De la sorte, Chabrol ne fait jamais que renforcer sa critique de la bourgoisie hypocrite. C'est fort, c'est beau, c'est fin, c'est gros. Narrativement, on n'évite pas quelques chutes de rythme. Il faut dire que le scénariste aimer perdre son spectateur. D'abord on ne sait pas de quel genre de film il s'agit : romance, thriller, voire horreur si on tient compte de la mise en scène inquiétante. Ensuite parce que les objectifs se précisent au fil du film. Et même qu'ils changent en cours, en réaction à ce qu'il se passe. Enfin parce que les personnages agissent bizarrement. Ils ne sont pas incohérents pour autant. Ce sont des personnages complexes à 2 traits de caractère. Michel Bouquet incarne un homme fou amoureux mais aussi un homme dans la retenue. Son sursaut psychologique à la 40ème minute n'est jamais qu'un conflit entre ces deux traits de caractère.
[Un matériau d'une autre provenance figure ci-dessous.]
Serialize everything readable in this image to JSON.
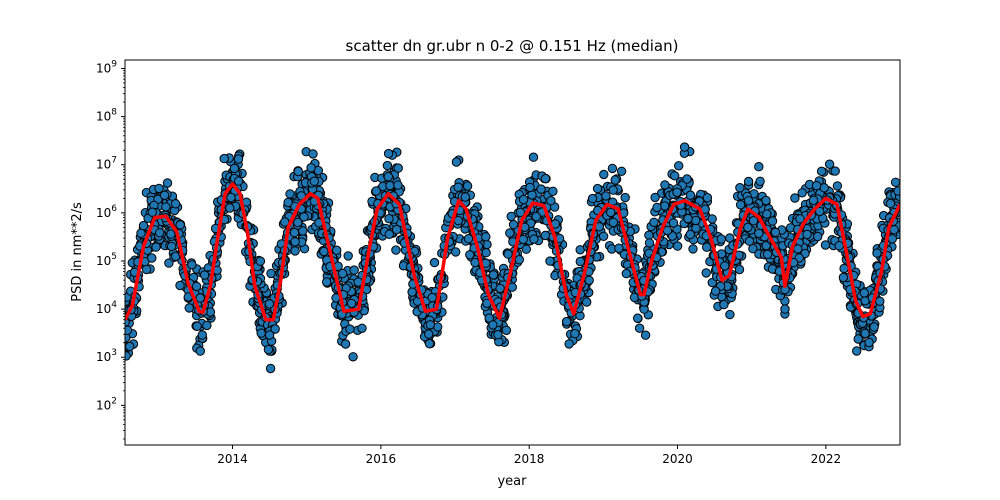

C'est d'ailleurs là tout l'intérêt d'avoir un personnage complexe. Complexe ne signfie pas personnage qui a autant de traits de caractère qu'un être humain. Si c'était le cas, le film n'aurait aucun sens. Un film se doit d'épurer la psychologie de s'attaquer à l'essentiel uniquement. Un personnage simple ne possède ainsi qu'un seul trait de caractère. Un personnage complexe en possède au moins deux. Et l'idéal est donc que ces deux traits se croisent dans toute leur contradiction. Être un homme de la retenue et être fou amoureux en même temps, cela donne lieu, dans ce film à une scène bouleversante, horrifiante. Si le personnage n'était pas dans la retenue mais était quelqu'un d'extraverti, cela n'aurait pas autant choqué car cela aurait été plus prévisible, les deux caractères n'auraient pas été trop en contradiction. Ici c'est le cas, et c'est ça qui est beau.
En dernière partie, la tension redescend vertigineusement. Chute de rythme car on ne sait plus trop où on va, le spectateur attend la décision des personnages. Les policiers sont là pour justement faire accoucher les personnages de leur volonté. Et c'est le moment choisi par Chabrol pour explorer jusqu'au bout son thème de l'hypocrisie. Et cela termine sur un dernier plan magnifique. On parle souvent du dernier plan des "400 coups" à cause de ce que cela implique formellement. Ici, ce dernier plan de Bouquet (qui n'est peut-être pas le dernier du film) est bien plus fort, car il est narratif. L'expérimentation esthétique, j'aime beaucoup, mais rien ne me passionne plus que la narration. Et ce plan indique tout de ce qu'est ce personnage. Une scène assez magique, muette et pourtant si forte.
Comme quoi on peut faire un film un peu Z car étrange, maladroit, moche, mal joué et pourtant toucher au plus profond. "La femme infidèle" est une oeuvre pas particulièrement subtile mais dont le réalisateur a su aller au bout de ses idées et utiliser ses personnages à bon escient. Une très belle découverte donc.